It’s time to restore value of work, not welfare
(Originally published by the Las Vegas Review Journal)
In the wake of Labor Day, the Bureau of Labor Statistics released employment statistics that make last week’s celebration seem premature. The sluggish economy is barely moving, with only a trickle of new job creation and high unemployment rates across the country — with Nevada and the West hardest hit.
The numbers don’t tell the full story, however. Unemployment is not only high, but the country’s workers are being deprived of the incentive to work.
A new study by the Cato Institute sheds some light on this problem. According to Cato’s research, welfare benefits actually outpace the income most recipients can expect to earn from an entry-level job. This raises questions about Nevada, which has the fifth-worst unemployment rate in the country, but is a lofty 15th in welfare generosity.
This research shows that the current welfare system is providing a disincentive to work, given the level of benefits provided. This is doing the American people more harm than good, as many are trapped in a lifestyle of dependence, instead of self–reliance. Most Americans would agree that taxpayer-funded welfare should be a temporary tool to use until they get back on their feet; it should never be more attractive than a paying job.
The Cato study shows that in 35 states, welfare actually pays more than minimum wage. Those states include Nevada, where recipients on public assistance can expect to earn $14.34 an hour—or almost twice the federal minimum wage. For many, this is no-brainer, and the thought of a low-skilled, minimum-wage job pales in comparison with the ease of free money without the long hours. But the ramifications of this go deeper than the pocketbook, affecting self-worth and crushing the entrepreneurial spirit to seek a better life on your own terms — away from dependency.
Incentivizing people to depend on the government through programs such as welfare, without a path to employment, is troublesome to society and a betrayal of the American dream. Right now, welfare recipients in 11 states can earn more than the pretax salary of a first year teacher. In 39 states, they receive more than a starting wage for a secretary, and in the three most generous states, a person on welfare can take home a salary higher than that of an entry-level computer programmer. In Nevada, a person on welfare can claim a salary of as much as $31,527 per year.

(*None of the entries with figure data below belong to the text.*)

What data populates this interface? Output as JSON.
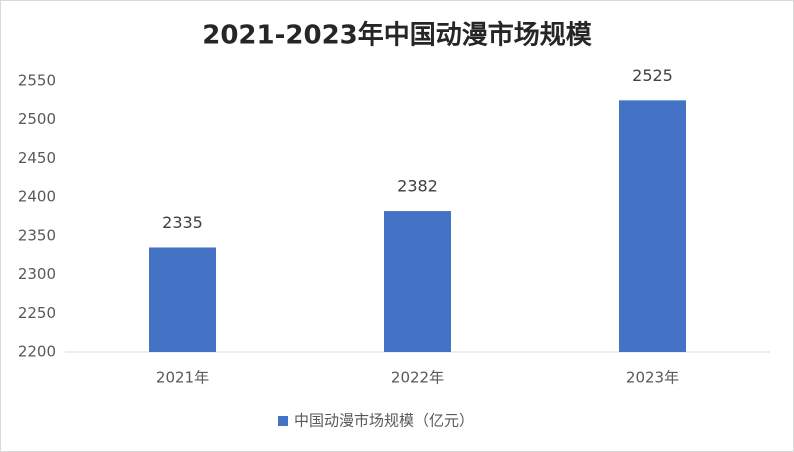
{
  "chart_data": {
    "type": "bar",
    "title": "2021-2023年中国动漫市场规模",
    "categories": [
      "2021年",
      "2022年",
      "2023年"
    ],
    "series": [
      {
        "name": "中国动漫市场规模（亿元）",
        "color": "#4472c4",
        "values": [
          2335,
          2382,
          2525
        ]
      }
    ],
    "ylim": [
      2200,
      2550
    ],
    "yticks": [
      2200,
      2250,
      2300,
      2350,
      2400,
      2450,
      2500,
      2550
    ],
    "grid": false,
    "legend": "bottom",
    "data_labels": true
  }
}
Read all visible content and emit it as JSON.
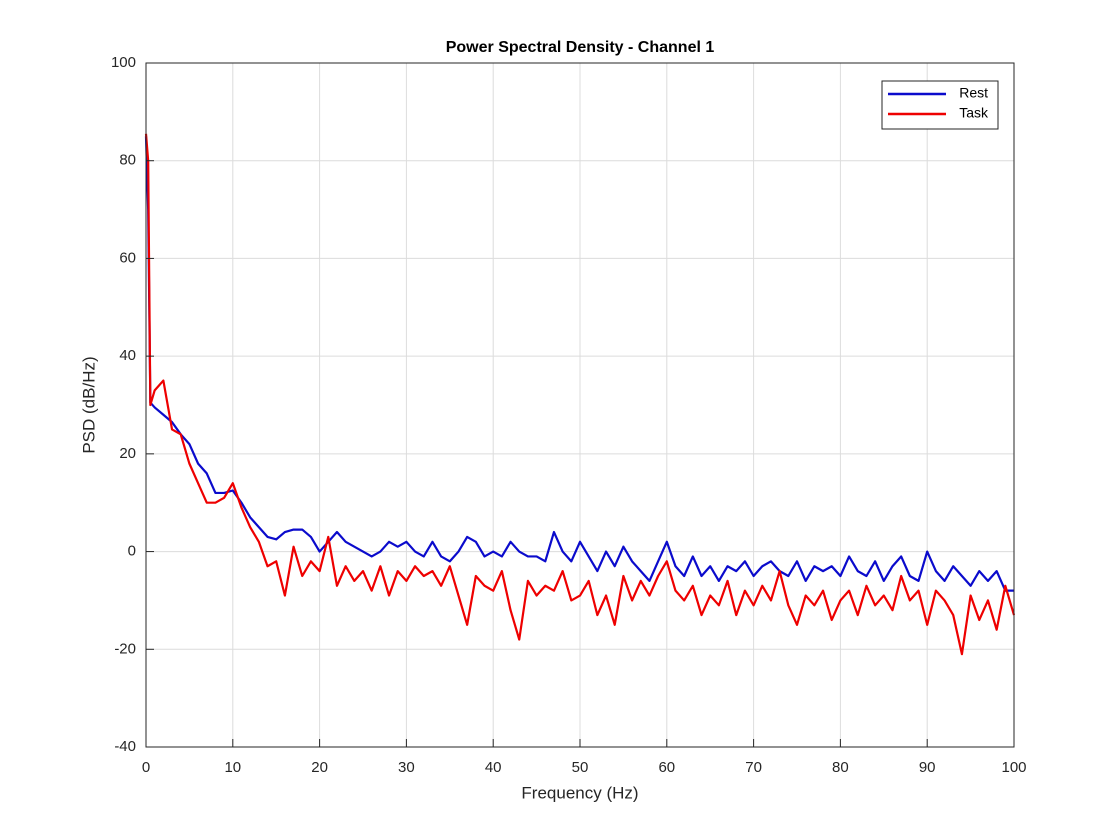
{
  "chart_data": {
    "type": "line",
    "title": "Power Spectral Density - Channel 1",
    "xlabel": "Frequency (Hz)",
    "ylabel": "PSD (dB/Hz)",
    "xlim": [
      0,
      100
    ],
    "ylim": [
      -40,
      100
    ],
    "xticks": [
      0,
      10,
      20,
      30,
      40,
      50,
      60,
      70,
      80,
      90,
      100
    ],
    "yticks": [
      -40,
      -20,
      0,
      20,
      40,
      60,
      80,
      100
    ],
    "grid": true,
    "legend": "northeast",
    "x": [
      0,
      0.25,
      0.5,
      1,
      2,
      3,
      4,
      5,
      6,
      7,
      8,
      9,
      10,
      11,
      12,
      13,
      14,
      15,
      16,
      17,
      18,
      19,
      20,
      21,
      22,
      23,
      24,
      25,
      26,
      27,
      28,
      29,
      30,
      31,
      32,
      33,
      34,
      35,
      36,
      37,
      38,
      39,
      40,
      41,
      42,
      43,
      44,
      45,
      46,
      47,
      48,
      49,
      50,
      51,
      52,
      53,
      54,
      55,
      56,
      57,
      58,
      59,
      60,
      61,
      62,
      63,
      64,
      65,
      66,
      67,
      68,
      69,
      70,
      71,
      72,
      73,
      74,
      75,
      76,
      77,
      78,
      79,
      80,
      81,
      82,
      83,
      84,
      85,
      86,
      87,
      88,
      89,
      90,
      91,
      92,
      93,
      94,
      95,
      96,
      97,
      98,
      99,
      100
    ],
    "series": [
      {
        "name": "Rest",
        "color": "#0b0bcc",
        "values": [
          85,
          70,
          30.5,
          29.5,
          28,
          26.5,
          24,
          22,
          18,
          16,
          12,
          12,
          12.5,
          10,
          7,
          5,
          3,
          2.5,
          4,
          4.5,
          4.5,
          3,
          0,
          2,
          4,
          2,
          1,
          0,
          -1,
          0,
          2,
          1,
          2,
          0,
          -1,
          2,
          -1,
          -2,
          0,
          3,
          2,
          -1,
          0,
          -1,
          2,
          0,
          -1,
          -1,
          -2,
          4,
          0,
          -2,
          2,
          -1,
          -4,
          0,
          -3,
          1,
          -2,
          -4,
          -6,
          -2,
          2,
          -3,
          -5,
          -1,
          -5,
          -3,
          -6,
          -3,
          -4,
          -2,
          -5,
          -3,
          -2,
          -4,
          -5,
          -2,
          -6,
          -3,
          -4,
          -3,
          -5,
          -1,
          -4,
          -5,
          -2,
          -6,
          -3,
          -1,
          -5,
          -6,
          0,
          -4,
          -6,
          -3,
          -5,
          -7,
          -4,
          -6,
          -4,
          -8,
          -8
        ]
      },
      {
        "name": "Task",
        "color": "#ee0000",
        "values": [
          85.5,
          80,
          30,
          33,
          35,
          25,
          24,
          18,
          14,
          10,
          10,
          11,
          14,
          9,
          5,
          2,
          -3,
          -2,
          -9,
          1,
          -5,
          -2,
          -4,
          3,
          -7,
          -3,
          -6,
          -4,
          -8,
          -3,
          -9,
          -4,
          -6,
          -3,
          -5,
          -4,
          -7,
          -3,
          -9,
          -15,
          -5,
          -7,
          -8,
          -4,
          -12,
          -18,
          -6,
          -9,
          -7,
          -8,
          -4,
          -10,
          -9,
          -6,
          -13,
          -9,
          -15,
          -5,
          -10,
          -6,
          -9,
          -5,
          -2,
          -8,
          -10,
          -7,
          -13,
          -9,
          -11,
          -6,
          -13,
          -8,
          -11,
          -7,
          -10,
          -4,
          -11,
          -15,
          -9,
          -11,
          -8,
          -14,
          -10,
          -8,
          -13,
          -7,
          -11,
          -9,
          -12,
          -5,
          -10,
          -8,
          -15,
          -8,
          -10,
          -13,
          -21,
          -9,
          -14,
          -10,
          -16,
          -7,
          -13
        ]
      }
    ]
  }
}
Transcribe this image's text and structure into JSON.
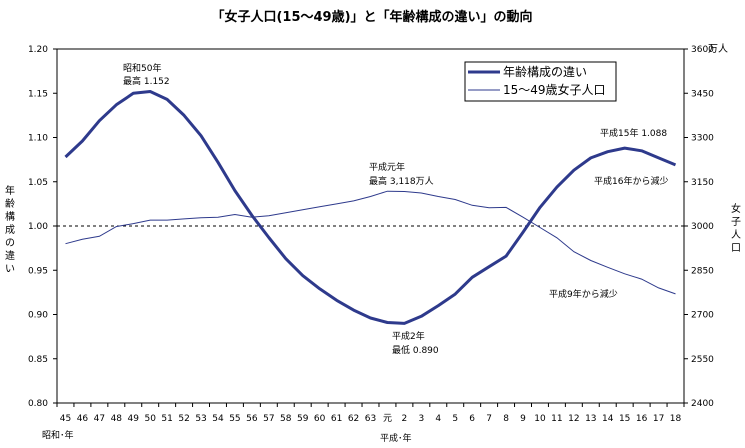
{
  "chart_data": {
    "type": "line",
    "title": "「女子人口(15～49歳)」と「年齢構成の違い」の動向",
    "x": [
      "45",
      "46",
      "47",
      "48",
      "49",
      "50",
      "51",
      "52",
      "53",
      "54",
      "55",
      "56",
      "57",
      "58",
      "59",
      "60",
      "61",
      "62",
      "63",
      "元",
      "2",
      "3",
      "4",
      "5",
      "6",
      "7",
      "8",
      "9",
      "10",
      "11",
      "12",
      "13",
      "14",
      "15",
      "16",
      "17",
      "18"
    ],
    "x_era_labels": [
      {
        "text": "昭和･年",
        "at": "45"
      },
      {
        "text": "平成･年",
        "at": "元"
      }
    ],
    "y_left": {
      "label": "年齢構成の違い",
      "range": [
        0.8,
        1.2
      ],
      "ticks": [
        "0.80",
        "0.85",
        "0.90",
        "0.95",
        "1.00",
        "1.05",
        "1.10",
        "1.15",
        "1.20"
      ]
    },
    "y_right": {
      "label": "女子人口",
      "unit": "万人",
      "range": [
        2400,
        3600
      ],
      "ticks": [
        "2400",
        "2550",
        "2700",
        "2850",
        "3000",
        "3150",
        "3300",
        "3450",
        "3600"
      ]
    },
    "reference_line": 1.0,
    "series": [
      {
        "name": "年齢構成の違い",
        "axis": "left",
        "color": "#2e3a8c",
        "values": [
          1.078,
          1.096,
          1.119,
          1.137,
          1.15,
          1.152,
          1.143,
          1.125,
          1.102,
          1.072,
          1.04,
          1.012,
          0.987,
          0.963,
          0.944,
          0.929,
          0.916,
          0.905,
          0.896,
          0.891,
          0.89,
          0.898,
          0.91,
          0.923,
          0.942,
          0.954,
          0.966,
          0.993,
          1.021,
          1.044,
          1.063,
          1.077,
          1.084,
          1.088,
          1.085,
          1.077,
          1.069
        ]
      },
      {
        "name": "15～49歳女子人口",
        "axis": "right",
        "color": "#2e3a8c",
        "values": [
          2940,
          2955,
          2965,
          2998,
          3008,
          3020,
          3020,
          3024,
          3028,
          3030,
          3039,
          3030,
          3035,
          3045,
          3055,
          3065,
          3075,
          3085,
          3100,
          3118,
          3117,
          3112,
          3100,
          3090,
          3070,
          3062,
          3063,
          3030,
          2995,
          2960,
          2913,
          2883,
          2860,
          2838,
          2820,
          2790,
          2770
        ]
      }
    ],
    "annotations": [
      {
        "lines": [
          "昭和50年",
          "最高  1.152"
        ]
      },
      {
        "lines": [
          "平成元年",
          "最高  3,118万人"
        ]
      },
      {
        "lines": [
          "平成2年",
          "最低  0.890"
        ]
      },
      {
        "lines": [
          "平成15年  1.088"
        ]
      },
      {
        "lines": [
          "平成16年から減少"
        ]
      },
      {
        "lines": [
          "平成9年から減少"
        ]
      }
    ],
    "legend": {
      "placement": "top-right"
    }
  }
}
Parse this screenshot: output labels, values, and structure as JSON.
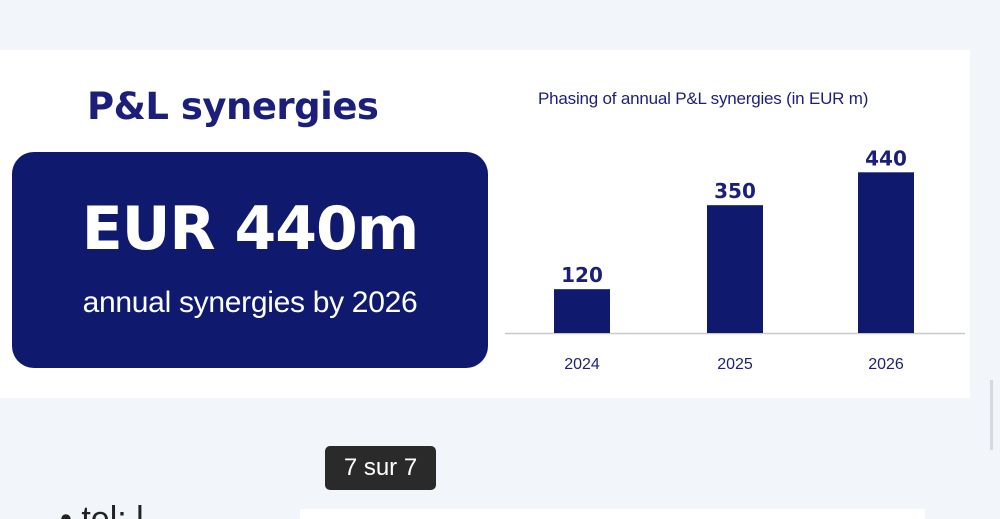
{
  "slide": {
    "title": "P&L synergies",
    "headline_amount": "EUR 440m",
    "headline_subtitle": "annual synergies by 2026"
  },
  "chart_data": {
    "type": "bar",
    "title": "Phasing of annual P&L synergies (in EUR m)",
    "categories": [
      "2024",
      "2025",
      "2026"
    ],
    "values": [
      120,
      350,
      440
    ],
    "xlabel": "",
    "ylabel": "",
    "ylim": [
      0,
      460
    ],
    "grid": false,
    "colors": {
      "bar": "#0f1a6e",
      "label": "#1b1f7a",
      "axis": "#c9c9c9"
    }
  },
  "pager": {
    "label": "7 sur 7"
  },
  "partial_text": "• tel: l"
}
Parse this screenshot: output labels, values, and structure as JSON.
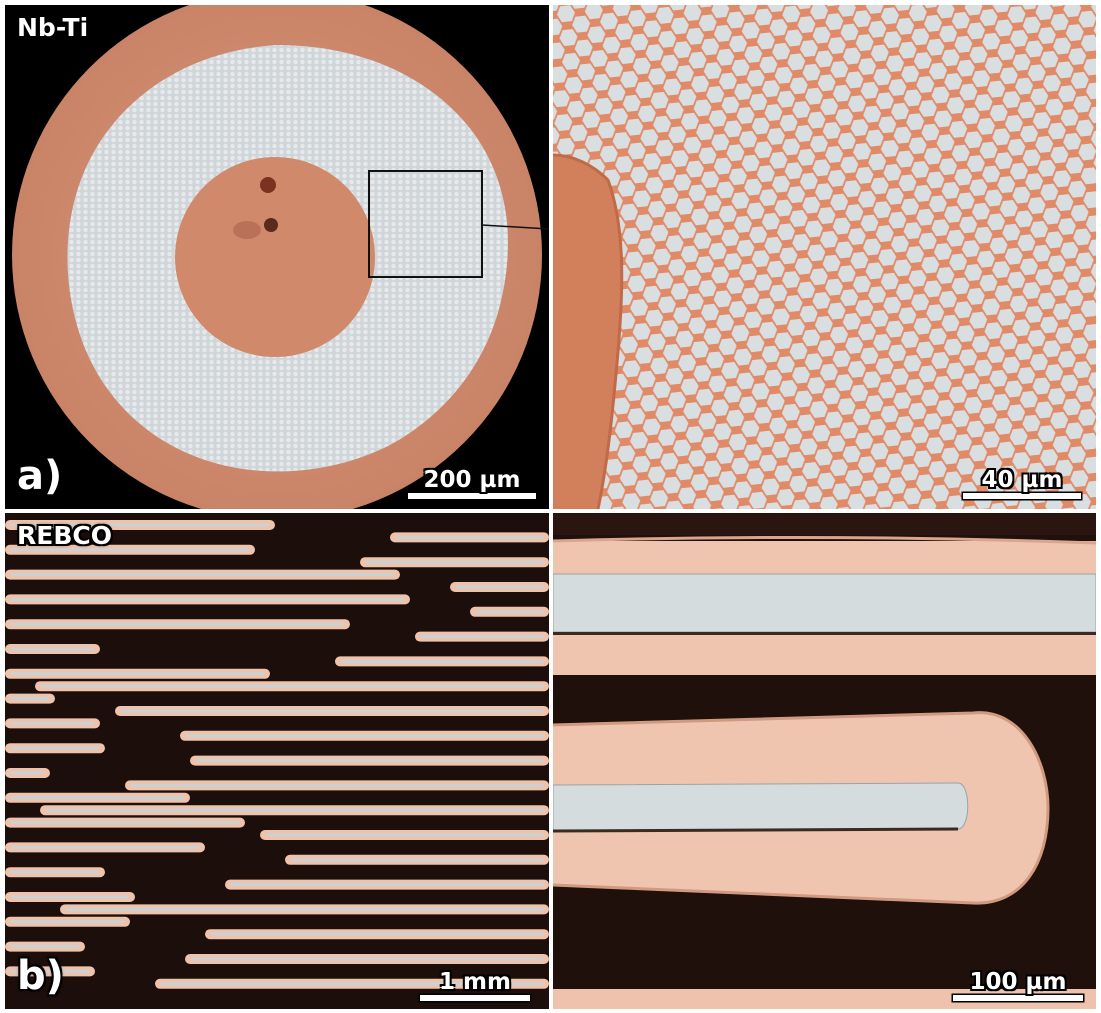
{
  "panels": {
    "a_overview": {
      "tag": "Nb-Ti",
      "letter": "a)",
      "scale_label": "200 µm"
    },
    "a_zoom": {
      "scale_label": "40 µm"
    },
    "b_overview": {
      "tag": "REBCO",
      "letter": "b)",
      "scale_label": "1 mm"
    },
    "b_zoom": {
      "scale_label": "100 µm"
    }
  },
  "colors": {
    "copper": "#d88c6c",
    "copper_light": "#f1c7b2",
    "filament_grey": "#d3d8dc",
    "background": "#000000",
    "tape_background": "#1c0f0b"
  }
}
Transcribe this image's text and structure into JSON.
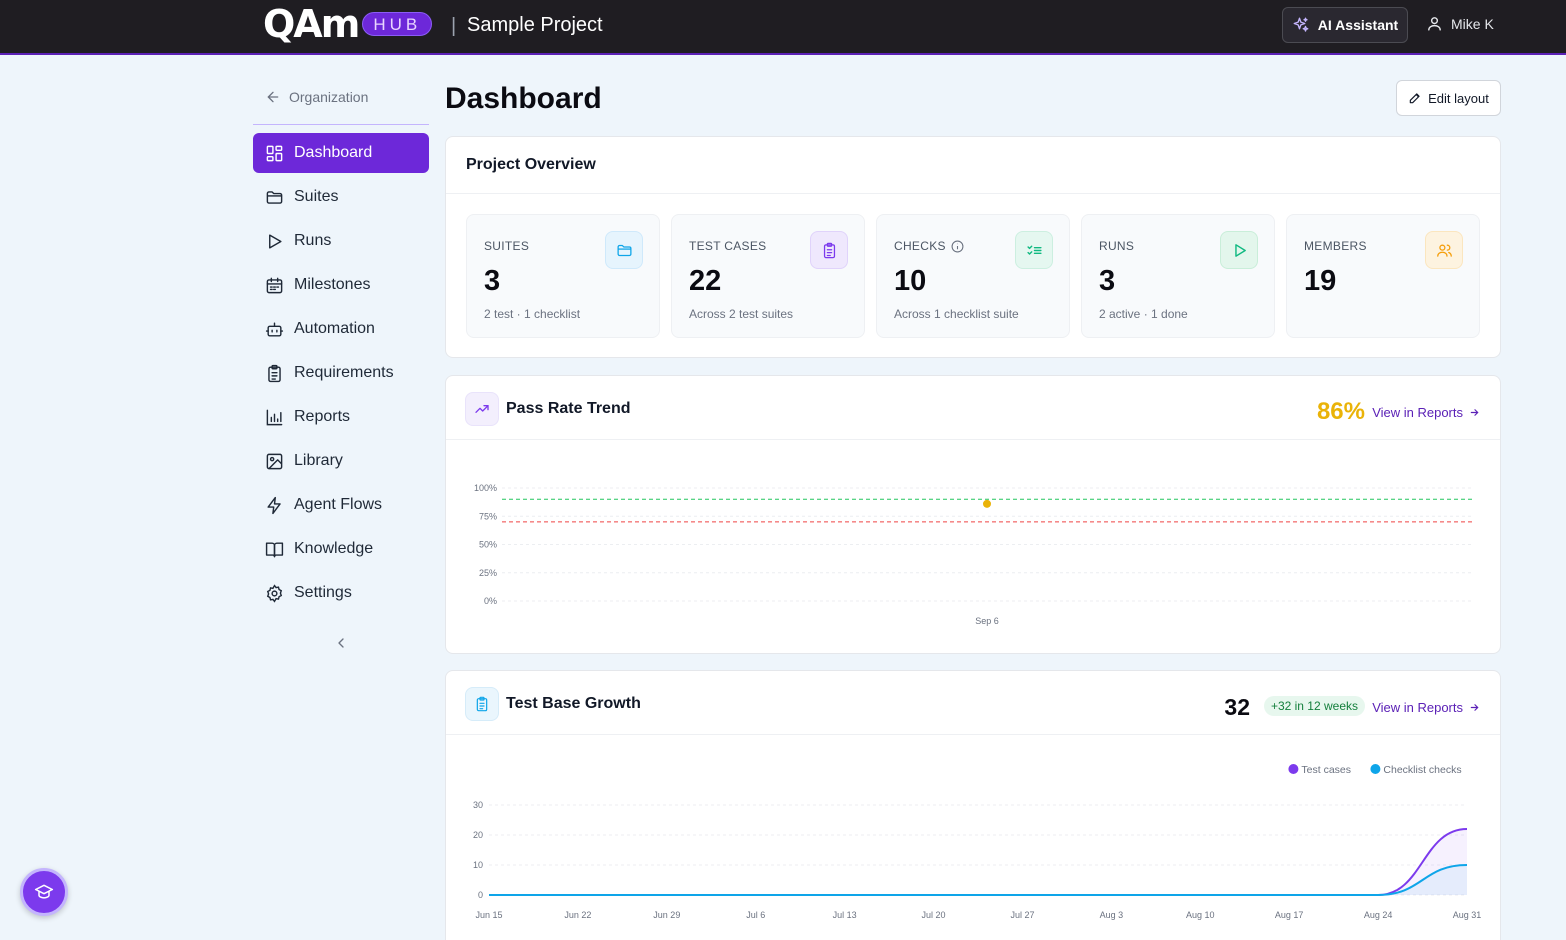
{
  "header": {
    "logo_text": "QAm",
    "logo_badge": "HUB",
    "separator": "|",
    "project_name": "Sample Project",
    "ai_button": "AI Assistant",
    "user_name": "Mike K"
  },
  "sidebar": {
    "back_label": "Organization",
    "items": [
      {
        "label": "Dashboard",
        "icon": "dashboard-grid-icon",
        "active": true
      },
      {
        "label": "Suites",
        "icon": "folder-icon"
      },
      {
        "label": "Runs",
        "icon": "play-icon"
      },
      {
        "label": "Milestones",
        "icon": "calendar-icon"
      },
      {
        "label": "Automation",
        "icon": "robot-icon"
      },
      {
        "label": "Requirements",
        "icon": "clipboard-icon"
      },
      {
        "label": "Reports",
        "icon": "bar-chart-icon"
      },
      {
        "label": "Library",
        "icon": "image-icon"
      },
      {
        "label": "Agent Flows",
        "icon": "lightning-icon"
      },
      {
        "label": "Knowledge",
        "icon": "book-icon"
      },
      {
        "label": "Settings",
        "icon": "gear-icon"
      }
    ]
  },
  "page": {
    "title": "Dashboard",
    "edit_layout": "Edit layout"
  },
  "overview": {
    "title": "Project Overview",
    "stats": [
      {
        "label": "SUITES",
        "value": "3",
        "sub": "2 test · 1 checklist",
        "icon": "folder-icon",
        "color": "#0ea5e9",
        "bg": "#e6f4fd"
      },
      {
        "label": "TEST CASES",
        "value": "22",
        "sub": "Across 2 test suites",
        "icon": "clipboard-icon",
        "color": "#7c3aed",
        "bg": "#efe8fd"
      },
      {
        "label": "CHECKS",
        "value": "10",
        "sub": "Across 1 checklist suite",
        "icon": "checklist-icon",
        "color": "#10b981",
        "bg": "#e5f7f0"
      },
      {
        "label": "RUNS",
        "value": "3",
        "sub": "2 active · 1 done",
        "icon": "play-icon",
        "color": "#10b981",
        "bg": "#e3f6ec"
      },
      {
        "label": "MEMBERS",
        "value": "19",
        "sub": "",
        "icon": "users-icon",
        "color": "#f59e0b",
        "bg": "#fdf3e0"
      }
    ]
  },
  "pass_rate": {
    "title": "Pass Rate Trend",
    "value": "86%",
    "value_color": "#eab308",
    "view_link": "View in Reports"
  },
  "growth": {
    "title": "Test Base Growth",
    "total": "32",
    "delta": "+32 in 12 weeks",
    "view_link": "View in Reports"
  },
  "chart_data": [
    {
      "type": "line",
      "title": "Pass Rate Trend",
      "x": [
        "Sep 6"
      ],
      "series": [
        {
          "values": [
            86
          ],
          "color": "#eab308"
        }
      ],
      "y_ticks": [
        "100%",
        "75%",
        "50%",
        "25%",
        "0%"
      ],
      "ylim": [
        0,
        100
      ],
      "reference_lines": [
        {
          "value": 90,
          "color": "#22c55e",
          "style": "dashed"
        },
        {
          "value": 70,
          "color": "#ef4444",
          "style": "dashed"
        }
      ],
      "grid": true
    },
    {
      "type": "area",
      "title": "Test Base Growth",
      "x": [
        "Jun 15",
        "Jun 22",
        "Jun 29",
        "Jul 6",
        "Jul 13",
        "Jul 20",
        "Jul 27",
        "Aug 3",
        "Aug 10",
        "Aug 17",
        "Aug 24",
        "Aug 31"
      ],
      "y_ticks": [
        "30",
        "20",
        "10",
        "0"
      ],
      "ylim": [
        0,
        30
      ],
      "legend_position": "top-right",
      "series": [
        {
          "name": "Test cases",
          "color": "#7c3aed",
          "values": [
            0,
            0,
            0,
            0,
            0,
            0,
            0,
            0,
            0,
            0,
            0,
            22
          ]
        },
        {
          "name": "Checklist checks",
          "color": "#0ea5e9",
          "values": [
            0,
            0,
            0,
            0,
            0,
            0,
            0,
            0,
            0,
            0,
            0,
            10
          ]
        }
      ],
      "grid": true
    }
  ]
}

These benefits are becoming unsustainable for state and local taxpayers, who already pay more than $668 billion annually. The benefits are also unsustainable to job creators and small businesses, forcing them to compete against not only a stagnant economy and new regulations such as ObamaCare, but also a welfare system that lures a potential workforce with incentives to turn down employment and begin a life of dependency on big government.
In a recent conversation with a Nevada small business owner who is considering selling or closing down his nail and beauty salon in a predominantly Latino community on the east side of Las Vegas, I discovered that while business is slower than usual due to the weak economy, that is the least of this businessman’s problems. The bigger issue is losing customers because he cannot find the personnel to accommodate demand.
You would think in a state with one of the highest unemployment rates in the country, finding workers would be easy. But that is not the case. This begs the question: Are states such as Nevada suffering high unemployment because of the ongoing recession, or has taxpayer-funded welfare taken away an important incentive to find a job and ultimately build a better life?
If Congress is really serious about reducing dependency and getting America back to work, our welfare system needs to be reformed. Our leaders need to take a closer look at strengthening work requirements and reducing incentives to remain on welfare by bringing back the value of self-reliance through hard work.
Ronald Najarro is the press secretary and spokesperson for the southwest regional offices of The LIBRE Initiative, a national nonpartisan and nonprofit grassroots organization that advances the principles and values of economic freedom to empower the U.S. Hispanic community.